إنَّ أُنَاسًا كَانُوا يُؤْخَذُونَ بالوَحْيِ في عَهْدِ رَسولِ اللَّهِ صلَّى اللهُ عليه وسلَّمَ،
وإنَّ الوَحْيَ قَدِ انْقَطَعَ،
وإنَّما نَأْخُذُكُمُ الآنَ بما ظَهَرَ لَنَا مِن أعْمَالِكُمْ،
فمَن أظْهَرَ لَنَا خَيْرًا، أمِنَّاهُ وقَرَّبْنَاهُ،
وليسَ إلَيْنَا مِن سَرِيرَتِهِ شَيءٌ،
اللَّهُ يُحَاسِبُهُ في سَرِيرَتِهِ،
ومَن أظْهَرَ لَنَا سُوءًا،
لَمْ نَأْمَنْهُ ولَمْ نُصَدِّقْهُ،
وإنْ قالَ: إنَّ سَرِيرَتَهُ حَسَنَةٌ
الراوي : عمر بن الخطاب |
المحدث : البخاري |
المصدر : صحيح البخاري
الصفحة أو الرقم: 2641 |
خلاصة حكم المحدث : [صحيح]
Dulu semasa Rasulullah masih hidup, dalam menghakimi seseorang, ada beberapa orang yg divonis langsung lewat wahyu.

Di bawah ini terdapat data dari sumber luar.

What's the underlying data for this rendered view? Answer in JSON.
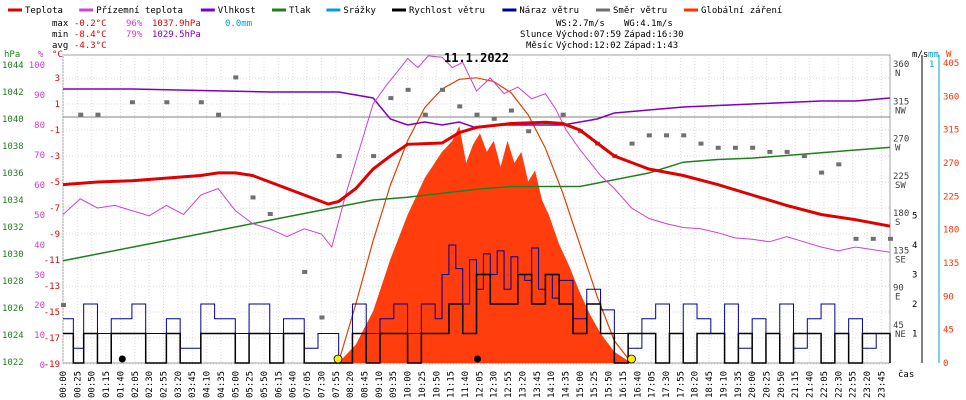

Sepeninggal beliau, tiada lagi wahyu yg turun untuk menjelaskan status seseorang.
Oleh sebab itu Umar bin Khottob berkata, "Sekarang kami putuskan sikap terhadap kalian berdasarkan tampilan lahir yang nampak dari amal harian kalian."
Siapa yang di hadapan kami menunjukkan tampilan yg baik, maka kami merasa aman dekat dengan mereka, dan kami hormati mereka.
Sama sekali kami tidak punya wewenang dalam menilai batinnya.
Kami serahkan penilaian kondisi batin mereka kepada Allah, biar Dia yang menghisab mereka.
Sedangkan orang yang di mata kami secara lahir nampak buruk, maka kami tidak merasa aman dan percaya kepada mereka, sekalipun secara lesan ia mengaku batinnya itu baik.
وفي الحديثِ: أنَّ الأصلَ في المسلمِ العدَالةُ حتَّى يَظهَرَ منه ما يُنافِيها
Dalam sebuah riwayat disebutkan, bahwa pada dasarnya, semua orang muslim itu adil, sampai ia menunjukkan sesuatu yg menyelisihi keadilannya.